The Ministry of Education, Skills, Youth and Information will roll out its new Curriculum Instruction and Assessment (CIA) roadmap in September of this year.
Director of Regional Educational Services, Ministry of Education, Skills, Youth and Information, Region One (Kingston and St. Andrew), Otis Brown, who made the disclosure, said under the initiative, the Ministry will be providing special resources for teachers to improve their pedagogical approaches to improve student academic performance.
“We want, first of all, to have our teachers better empowered in the matters pertaining to the curriculum. In Jamaica, we are using the National Standards Curriculum (NSC).
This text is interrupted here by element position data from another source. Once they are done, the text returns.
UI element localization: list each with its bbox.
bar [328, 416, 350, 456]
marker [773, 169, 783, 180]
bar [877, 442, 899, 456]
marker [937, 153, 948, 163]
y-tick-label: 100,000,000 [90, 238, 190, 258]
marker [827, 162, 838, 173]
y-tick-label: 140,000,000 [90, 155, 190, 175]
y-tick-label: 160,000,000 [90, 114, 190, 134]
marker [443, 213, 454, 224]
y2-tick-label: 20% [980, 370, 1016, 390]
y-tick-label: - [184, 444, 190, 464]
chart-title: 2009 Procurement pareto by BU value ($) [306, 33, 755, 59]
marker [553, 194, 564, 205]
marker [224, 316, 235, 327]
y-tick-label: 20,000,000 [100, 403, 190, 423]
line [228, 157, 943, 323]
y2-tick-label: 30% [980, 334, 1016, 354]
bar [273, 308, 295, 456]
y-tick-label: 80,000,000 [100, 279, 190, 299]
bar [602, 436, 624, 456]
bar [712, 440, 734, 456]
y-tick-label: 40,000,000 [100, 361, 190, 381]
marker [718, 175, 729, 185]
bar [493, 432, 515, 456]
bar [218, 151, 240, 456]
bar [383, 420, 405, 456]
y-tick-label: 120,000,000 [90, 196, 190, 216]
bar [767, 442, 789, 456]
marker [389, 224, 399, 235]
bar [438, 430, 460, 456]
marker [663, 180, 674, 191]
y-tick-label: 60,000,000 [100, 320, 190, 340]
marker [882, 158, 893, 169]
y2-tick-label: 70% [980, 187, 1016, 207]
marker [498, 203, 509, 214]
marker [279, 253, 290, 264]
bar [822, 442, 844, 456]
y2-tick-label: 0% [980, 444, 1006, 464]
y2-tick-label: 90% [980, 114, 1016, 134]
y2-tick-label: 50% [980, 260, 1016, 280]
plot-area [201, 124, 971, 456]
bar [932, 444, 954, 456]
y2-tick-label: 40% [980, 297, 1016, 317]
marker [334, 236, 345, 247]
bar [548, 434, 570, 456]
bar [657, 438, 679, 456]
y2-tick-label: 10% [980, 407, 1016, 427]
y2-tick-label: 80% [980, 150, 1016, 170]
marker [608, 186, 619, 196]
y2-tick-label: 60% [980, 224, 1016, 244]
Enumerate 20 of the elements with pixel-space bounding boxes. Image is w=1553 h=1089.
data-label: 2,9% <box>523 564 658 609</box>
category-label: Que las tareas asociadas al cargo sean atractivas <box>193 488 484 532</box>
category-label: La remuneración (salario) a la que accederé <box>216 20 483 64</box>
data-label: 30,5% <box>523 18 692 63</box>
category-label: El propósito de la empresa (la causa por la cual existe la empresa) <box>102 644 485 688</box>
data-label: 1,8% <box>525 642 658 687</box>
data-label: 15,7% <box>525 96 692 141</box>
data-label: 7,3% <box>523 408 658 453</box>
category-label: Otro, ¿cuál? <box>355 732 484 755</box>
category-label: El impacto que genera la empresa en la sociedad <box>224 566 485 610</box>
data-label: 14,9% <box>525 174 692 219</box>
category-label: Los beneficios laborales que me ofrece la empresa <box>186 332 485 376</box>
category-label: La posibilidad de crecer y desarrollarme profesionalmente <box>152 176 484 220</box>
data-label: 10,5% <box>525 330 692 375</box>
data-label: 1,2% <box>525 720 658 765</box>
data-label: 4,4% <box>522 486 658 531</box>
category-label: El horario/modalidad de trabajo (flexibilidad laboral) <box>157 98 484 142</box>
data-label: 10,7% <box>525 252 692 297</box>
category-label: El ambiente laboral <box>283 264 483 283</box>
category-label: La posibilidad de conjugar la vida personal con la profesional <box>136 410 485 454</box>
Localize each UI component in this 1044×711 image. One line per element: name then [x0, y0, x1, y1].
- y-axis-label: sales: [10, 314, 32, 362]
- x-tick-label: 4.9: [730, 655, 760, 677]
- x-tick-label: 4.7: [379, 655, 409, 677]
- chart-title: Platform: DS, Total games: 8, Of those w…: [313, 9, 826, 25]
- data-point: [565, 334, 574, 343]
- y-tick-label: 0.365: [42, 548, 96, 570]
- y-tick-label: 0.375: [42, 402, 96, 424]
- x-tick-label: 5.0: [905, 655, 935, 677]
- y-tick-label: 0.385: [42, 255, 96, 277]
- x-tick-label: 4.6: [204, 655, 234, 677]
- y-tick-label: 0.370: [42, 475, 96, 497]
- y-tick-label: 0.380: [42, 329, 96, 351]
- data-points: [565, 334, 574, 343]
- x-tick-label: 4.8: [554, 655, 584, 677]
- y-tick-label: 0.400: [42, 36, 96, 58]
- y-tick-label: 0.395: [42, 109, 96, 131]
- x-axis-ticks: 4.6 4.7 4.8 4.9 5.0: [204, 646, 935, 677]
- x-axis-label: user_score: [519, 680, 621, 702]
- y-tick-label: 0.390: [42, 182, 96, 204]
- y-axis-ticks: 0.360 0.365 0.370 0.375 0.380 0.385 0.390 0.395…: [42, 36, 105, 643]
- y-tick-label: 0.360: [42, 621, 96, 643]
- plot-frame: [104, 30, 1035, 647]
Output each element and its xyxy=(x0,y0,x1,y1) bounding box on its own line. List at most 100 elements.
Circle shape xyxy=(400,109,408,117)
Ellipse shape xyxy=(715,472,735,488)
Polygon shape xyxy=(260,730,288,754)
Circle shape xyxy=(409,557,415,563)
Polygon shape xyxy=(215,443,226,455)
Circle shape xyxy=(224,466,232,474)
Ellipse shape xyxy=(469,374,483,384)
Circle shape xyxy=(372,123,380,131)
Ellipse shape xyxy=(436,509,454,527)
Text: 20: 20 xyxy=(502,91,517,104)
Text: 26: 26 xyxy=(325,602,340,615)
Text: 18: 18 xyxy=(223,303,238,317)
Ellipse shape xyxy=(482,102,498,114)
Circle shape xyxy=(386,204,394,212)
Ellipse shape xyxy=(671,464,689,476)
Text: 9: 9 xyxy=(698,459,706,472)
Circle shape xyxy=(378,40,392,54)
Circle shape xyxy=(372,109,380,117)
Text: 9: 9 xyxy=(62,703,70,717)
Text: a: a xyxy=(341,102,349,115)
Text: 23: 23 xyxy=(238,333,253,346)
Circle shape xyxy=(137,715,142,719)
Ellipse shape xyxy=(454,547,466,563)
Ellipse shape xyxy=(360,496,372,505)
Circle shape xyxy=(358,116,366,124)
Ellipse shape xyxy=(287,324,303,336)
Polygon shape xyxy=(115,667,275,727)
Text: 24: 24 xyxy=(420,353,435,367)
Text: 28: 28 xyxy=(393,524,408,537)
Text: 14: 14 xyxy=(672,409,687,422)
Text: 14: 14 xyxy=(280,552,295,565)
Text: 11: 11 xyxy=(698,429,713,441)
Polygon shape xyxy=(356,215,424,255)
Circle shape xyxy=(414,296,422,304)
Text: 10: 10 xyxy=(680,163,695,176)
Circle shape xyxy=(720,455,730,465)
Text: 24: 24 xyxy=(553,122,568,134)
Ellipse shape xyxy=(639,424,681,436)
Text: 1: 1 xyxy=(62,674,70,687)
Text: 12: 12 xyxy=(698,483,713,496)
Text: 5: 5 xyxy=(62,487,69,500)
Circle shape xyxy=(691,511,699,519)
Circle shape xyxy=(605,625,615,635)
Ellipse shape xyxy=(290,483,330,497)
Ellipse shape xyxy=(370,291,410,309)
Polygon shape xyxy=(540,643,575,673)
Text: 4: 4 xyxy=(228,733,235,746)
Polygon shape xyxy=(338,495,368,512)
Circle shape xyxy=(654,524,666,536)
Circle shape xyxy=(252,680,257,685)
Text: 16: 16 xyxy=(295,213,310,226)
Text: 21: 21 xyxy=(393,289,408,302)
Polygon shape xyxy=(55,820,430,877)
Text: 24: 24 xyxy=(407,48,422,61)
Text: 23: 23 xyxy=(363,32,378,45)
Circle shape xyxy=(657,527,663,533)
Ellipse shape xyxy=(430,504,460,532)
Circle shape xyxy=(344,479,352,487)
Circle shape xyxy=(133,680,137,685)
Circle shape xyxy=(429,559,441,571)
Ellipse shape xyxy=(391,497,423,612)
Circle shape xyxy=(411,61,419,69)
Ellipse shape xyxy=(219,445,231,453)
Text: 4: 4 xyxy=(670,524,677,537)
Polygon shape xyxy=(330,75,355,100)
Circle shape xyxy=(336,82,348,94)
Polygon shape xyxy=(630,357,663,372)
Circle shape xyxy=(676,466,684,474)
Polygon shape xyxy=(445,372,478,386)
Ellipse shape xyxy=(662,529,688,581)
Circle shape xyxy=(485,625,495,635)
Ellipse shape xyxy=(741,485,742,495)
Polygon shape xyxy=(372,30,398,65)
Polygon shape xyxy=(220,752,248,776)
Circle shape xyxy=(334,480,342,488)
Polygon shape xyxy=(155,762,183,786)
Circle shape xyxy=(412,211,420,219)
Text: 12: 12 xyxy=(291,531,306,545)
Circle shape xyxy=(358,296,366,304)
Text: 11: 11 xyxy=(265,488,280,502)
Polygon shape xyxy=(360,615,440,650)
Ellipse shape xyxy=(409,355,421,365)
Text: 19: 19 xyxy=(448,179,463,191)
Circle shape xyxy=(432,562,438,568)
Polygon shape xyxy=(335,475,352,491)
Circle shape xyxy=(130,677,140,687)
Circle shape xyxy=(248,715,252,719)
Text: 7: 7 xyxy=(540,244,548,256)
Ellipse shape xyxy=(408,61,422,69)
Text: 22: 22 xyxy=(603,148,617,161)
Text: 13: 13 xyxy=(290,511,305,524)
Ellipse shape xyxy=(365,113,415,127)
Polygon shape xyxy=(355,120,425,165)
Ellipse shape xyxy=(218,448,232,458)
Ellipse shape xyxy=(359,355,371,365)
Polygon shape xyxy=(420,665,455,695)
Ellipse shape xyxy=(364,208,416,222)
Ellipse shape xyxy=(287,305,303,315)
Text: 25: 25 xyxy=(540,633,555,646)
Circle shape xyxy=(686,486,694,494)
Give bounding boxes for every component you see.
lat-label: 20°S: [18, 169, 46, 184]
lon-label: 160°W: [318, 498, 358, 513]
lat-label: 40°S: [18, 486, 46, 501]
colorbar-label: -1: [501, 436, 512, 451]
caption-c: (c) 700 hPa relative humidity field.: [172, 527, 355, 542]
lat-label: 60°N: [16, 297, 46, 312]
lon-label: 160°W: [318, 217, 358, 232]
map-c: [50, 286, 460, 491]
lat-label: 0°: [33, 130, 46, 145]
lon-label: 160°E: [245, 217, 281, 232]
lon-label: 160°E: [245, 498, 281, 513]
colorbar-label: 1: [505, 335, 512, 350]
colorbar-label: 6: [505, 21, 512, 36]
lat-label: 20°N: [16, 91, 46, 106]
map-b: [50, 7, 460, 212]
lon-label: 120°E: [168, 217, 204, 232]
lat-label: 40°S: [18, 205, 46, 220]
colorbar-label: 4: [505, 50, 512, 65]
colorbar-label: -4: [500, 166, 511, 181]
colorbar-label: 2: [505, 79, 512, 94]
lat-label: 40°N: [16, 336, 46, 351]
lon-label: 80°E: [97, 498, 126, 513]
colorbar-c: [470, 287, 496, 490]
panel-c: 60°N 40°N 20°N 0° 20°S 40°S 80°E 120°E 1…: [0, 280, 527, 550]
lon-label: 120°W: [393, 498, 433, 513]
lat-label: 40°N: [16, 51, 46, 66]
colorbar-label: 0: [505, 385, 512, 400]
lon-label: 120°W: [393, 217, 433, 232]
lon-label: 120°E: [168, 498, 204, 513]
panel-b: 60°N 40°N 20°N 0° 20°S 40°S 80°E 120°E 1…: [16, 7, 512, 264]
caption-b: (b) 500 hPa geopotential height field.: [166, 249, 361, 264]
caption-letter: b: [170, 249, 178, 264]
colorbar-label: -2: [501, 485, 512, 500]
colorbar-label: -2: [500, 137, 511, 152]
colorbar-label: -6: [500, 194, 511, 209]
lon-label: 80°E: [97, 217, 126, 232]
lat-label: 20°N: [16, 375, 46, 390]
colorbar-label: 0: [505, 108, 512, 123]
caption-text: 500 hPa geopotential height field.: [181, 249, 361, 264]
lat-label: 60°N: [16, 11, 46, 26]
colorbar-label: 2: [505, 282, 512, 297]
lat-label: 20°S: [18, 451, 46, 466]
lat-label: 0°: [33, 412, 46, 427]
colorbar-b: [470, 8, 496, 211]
Under this (CIA) programme, what we want to do is to provide some road maps for children at different grade levels. We plot that trajectory for the children at different grade levels to assist our teachers to use different approaches to help them to improve academically as they move through school,” he explained.
Brown was addressing journalists during a tour of the Franklyn Town Primary School in Kingston, with Education, Skills, Youth and Information Minister, Senator Dr Dana Morris Dixon; and Member of Parliament for Central Kingston, Donovan Williams, on May 29.
Key subject areas targeted under the initiative are Mathematics, English Language, Literacy, and Language Arts.
Under the programme, which spans all grade levels, Brown said educators and students will be provided with resources to address learning gaps.
In addition, regular assessments will be conducted to identify weaknesses and to formulate strategies to improve student performance in these areas.
“We do not want our schools to be operating with the conveyor belt sort of attitude where we move children from one grade level on to the next. Under the CIA road map, at intervals in each academic year, the children are going to be tested, and based on the results of the test that we administer, we will then put intervention programmes in place within the schools to assist them to improve,” Mr. Brown said.
Notably, he pointed out that the initiative will seek to develop individual learning plans for children who have special needs and give specialised attention to [these children to assist them to] do better academically.
“This is going to be done in conjunction with a number of departments in the Ministry working together. For example, the special needs department, that is the department we will be using to assist us to write those individual learning plans and to develop specialised resources that children may need [depending] on the results from the tests that will be administered throughout the school year,” he explained.